The View From Down Here

Tuesday, August 02, 2005

Fatherhood

Does the apple ever fall very far from the tree?

After my father died, my sisters and I had a little stone bench built near his grave. Inscribed black marble, “In Loving Memory…”, it’s a tiny memorial that sits under a tiny pine tree in a quiet corner of a large cemetery, far down by the coast where he lived.

Though it is far, I sneak away when I can and sit on the tiny bench. I lean my back against the little pine tree and stare into the sky. I listen to the trees murmur in a language I long to understand. Mourners come and go, but none disturb my refuge. Time passes while I watch the clouds contort, trying to impress the sky with their acts of mimicry.

Sometimes I think of the day my father died. That was the day I first realized that I was truly on my own. The teaching was done. No more advice would be given. I hoped I had learned all that I needed to know - everything that I would one day be called upon to teach before my time, too, was done.

Tiny things conjure my father’s memory, his voice, to my mind. I find that many of his favorite things have become my favorite things. Rocks on distant shores, open spaces, a bent rod, a singing reel, wrought wood, well cooked fish, novels about the sea...
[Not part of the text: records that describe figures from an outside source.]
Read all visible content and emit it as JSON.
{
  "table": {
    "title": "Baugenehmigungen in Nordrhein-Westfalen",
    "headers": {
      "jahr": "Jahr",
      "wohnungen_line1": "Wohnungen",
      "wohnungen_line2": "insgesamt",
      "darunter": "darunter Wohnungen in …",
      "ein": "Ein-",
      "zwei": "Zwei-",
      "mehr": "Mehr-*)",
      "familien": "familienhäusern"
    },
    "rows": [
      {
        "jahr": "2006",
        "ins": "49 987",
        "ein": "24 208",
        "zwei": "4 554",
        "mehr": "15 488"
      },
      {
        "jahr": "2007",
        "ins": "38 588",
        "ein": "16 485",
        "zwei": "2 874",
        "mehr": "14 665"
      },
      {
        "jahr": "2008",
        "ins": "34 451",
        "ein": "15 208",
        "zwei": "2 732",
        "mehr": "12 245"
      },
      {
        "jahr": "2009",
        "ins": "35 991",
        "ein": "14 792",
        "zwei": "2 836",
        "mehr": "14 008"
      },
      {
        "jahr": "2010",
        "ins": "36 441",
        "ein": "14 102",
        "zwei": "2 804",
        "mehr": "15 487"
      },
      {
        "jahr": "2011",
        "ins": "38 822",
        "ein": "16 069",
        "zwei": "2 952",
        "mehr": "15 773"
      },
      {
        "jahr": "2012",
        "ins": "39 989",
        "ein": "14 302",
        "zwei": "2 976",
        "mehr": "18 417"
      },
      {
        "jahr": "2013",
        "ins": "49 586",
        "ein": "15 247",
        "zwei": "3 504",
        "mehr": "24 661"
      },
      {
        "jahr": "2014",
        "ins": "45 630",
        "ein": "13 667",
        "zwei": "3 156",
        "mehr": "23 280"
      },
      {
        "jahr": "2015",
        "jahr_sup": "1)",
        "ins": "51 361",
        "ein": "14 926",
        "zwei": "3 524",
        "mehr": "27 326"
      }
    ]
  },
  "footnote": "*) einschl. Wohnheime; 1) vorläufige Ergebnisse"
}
It’s been said that men eventually become an image of their fathers, and I hear others lament the inexorable transformation. For my part, I’m content with the change.
R.T. Lemur 10:03 AM

2 Comments:

Very touching, lemur.
I know those particular trees, I have visited that town many times just because of those trees. They are unlike trees anywhere else in Texas that I have been to. The trees at the old park next to the remains of the sugermill used to be my favorite. The park is gone, but the tree lined streets still fill me with excitment every time I visit. I like to cruise around town like I used to ride my bicycle all over the place. I have always wanted to go back to that small town, not just because it was home, but it was the right place. It would have been the ideal place to raise my child.

Its not really that small town anymore, but those same trees and sky are there. I learned you can't go back to what was, its moved on, now its something new with elements of the remembered. Those memories still shape who we are though, and what we become is sometimes more enjoyable than the innocence of youth we left behind in those "small towns"

We begun to learn new things to teach our children, even some things we rediscover that we had fogotten we were taught. Its the giant wheel that we are giveing another spin around. Hopefully with as much skill as our parents.